One thing that was on my mind reading The Looming Tower was a debate that I most commonly see played out among atheists. (Mind you, Wright does not involve himself in this argument.) One the one hand, you have arguments from the likes of Richard Dawkins and "Imagine No Religion billboards that essentially portray religion as the sine non qua of terrorism. On the other side you have people like Scott Atran who is an atheist but sees religion's role in terrorism as a minor one. At one of the Beyond Belief conferences he said: "I think that religion is basically a neutral vessel. It has done everything you can imagine, and its contrary. And there is nothing intrinsic about religion, for the good or the bad." Atran has done a lot of research on terrorism and, while I haven't read his work in detail, he seems to come down on the side that people become terrorists because they become morally offended, not because they read the Quran and suddenly have a revelation that they need to become a suicide bomber. Today's terrorists are usually well-educated young men. They see people like themselves being killed on Al Jazeera and talk about it with a small group of friends, say, at a soccer club. The complaining is done in an echo chamber until the anger reaches a boiling point and some of them actually commit terrorist acts.

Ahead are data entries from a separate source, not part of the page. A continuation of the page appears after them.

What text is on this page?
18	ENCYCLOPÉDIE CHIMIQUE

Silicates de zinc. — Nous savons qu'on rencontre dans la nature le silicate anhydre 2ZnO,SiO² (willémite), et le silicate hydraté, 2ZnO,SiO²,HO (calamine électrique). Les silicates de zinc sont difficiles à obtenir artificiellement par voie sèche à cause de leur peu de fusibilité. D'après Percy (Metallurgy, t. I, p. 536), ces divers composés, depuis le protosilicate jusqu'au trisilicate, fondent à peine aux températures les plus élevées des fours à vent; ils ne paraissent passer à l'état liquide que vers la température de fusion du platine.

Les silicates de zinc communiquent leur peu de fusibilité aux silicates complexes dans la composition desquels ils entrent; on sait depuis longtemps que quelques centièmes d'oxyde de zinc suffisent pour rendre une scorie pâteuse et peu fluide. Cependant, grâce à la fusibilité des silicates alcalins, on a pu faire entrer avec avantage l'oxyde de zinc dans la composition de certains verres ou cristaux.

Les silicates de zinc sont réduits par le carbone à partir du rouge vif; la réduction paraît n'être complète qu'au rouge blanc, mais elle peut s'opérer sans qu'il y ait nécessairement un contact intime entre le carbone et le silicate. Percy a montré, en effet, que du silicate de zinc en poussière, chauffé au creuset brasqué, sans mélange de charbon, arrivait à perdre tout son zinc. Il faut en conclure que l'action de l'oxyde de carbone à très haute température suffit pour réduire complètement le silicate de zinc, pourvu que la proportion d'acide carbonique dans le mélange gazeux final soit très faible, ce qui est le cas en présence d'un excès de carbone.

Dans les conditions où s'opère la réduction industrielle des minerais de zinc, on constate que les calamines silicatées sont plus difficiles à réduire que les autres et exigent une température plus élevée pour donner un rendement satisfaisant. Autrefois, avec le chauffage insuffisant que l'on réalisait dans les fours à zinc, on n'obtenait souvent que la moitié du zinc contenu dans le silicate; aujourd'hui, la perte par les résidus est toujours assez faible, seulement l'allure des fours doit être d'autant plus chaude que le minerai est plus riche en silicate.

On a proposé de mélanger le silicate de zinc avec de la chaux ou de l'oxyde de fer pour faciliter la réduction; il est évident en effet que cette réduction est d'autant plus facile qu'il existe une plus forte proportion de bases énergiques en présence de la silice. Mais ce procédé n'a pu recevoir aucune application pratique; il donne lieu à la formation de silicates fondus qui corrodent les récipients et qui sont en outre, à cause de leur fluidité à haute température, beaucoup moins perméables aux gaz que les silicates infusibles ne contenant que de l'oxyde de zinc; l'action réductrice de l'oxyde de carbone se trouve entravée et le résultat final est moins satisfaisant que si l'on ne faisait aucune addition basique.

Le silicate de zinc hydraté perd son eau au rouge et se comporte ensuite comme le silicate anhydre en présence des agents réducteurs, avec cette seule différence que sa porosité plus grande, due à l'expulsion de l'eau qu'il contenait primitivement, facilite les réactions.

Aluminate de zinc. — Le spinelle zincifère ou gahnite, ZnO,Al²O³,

And so I readThe Looming Tower always keeping an eye on this debate. How much did religion have to do with the story? While Wright doesn't address this, he does quote the actors involved and looks at the ideological underpinnings of al-Qaeda.

On the one hand, I'm sympathetic to Atran's side. Sure, being religious doesn't mean you're going to become violent. And Wright points out examples of how many people didn't respond to bin Laden's fatwa to fight in Afghanistan. Indeed, many who did weren't specifically motivated by religion. On the other, religion surely plays a part in the story. Qutb was very specific in citing Islam as the answer to materialism/modernization/the West. For him it was a specific version of a specific religion that had all the answers and could provide the best way of life for people. al-Zawahiri thought that Egypt had become too modern and wanted it to "return" to Islam – his version of it, anyway. Bin Laden? Same thing. (And more, of course.)

While it is true that there are many factors involved here and that removing religion doesn't mean that peace and harmony would prevail in the world, religion is omnipresent in Wright's story. To simply say that religion is an empty, neutral vessel is to ignore the reality that it will be filled up quickly. I just don't see how one can say that religion has either no role or one so inconsequential that it can basically be ignored when discussing terrorism. At the very least, religion can act as a rallying point around which other more secular grievances can gather. Similarly, to say that there would be no terrorism if there was no religion seem equally reckless to me.

Getting back to The Looming Tower, I have to say that it was an engrossing read. It provides a lot of background material essential to understanding our times and really puts al-Qaeda and Osama bin Laden into perspective. It also made me wonder if our government has corrected the institutional problems that prevented law enforcement and intelligence agencies from tackling al-Qaeda within our borders. Despite being four years old, Wright’s interviews and exhaustive investigations contribute to a book that still holds up and remains, as near as I can tell, the definitive book on the subject.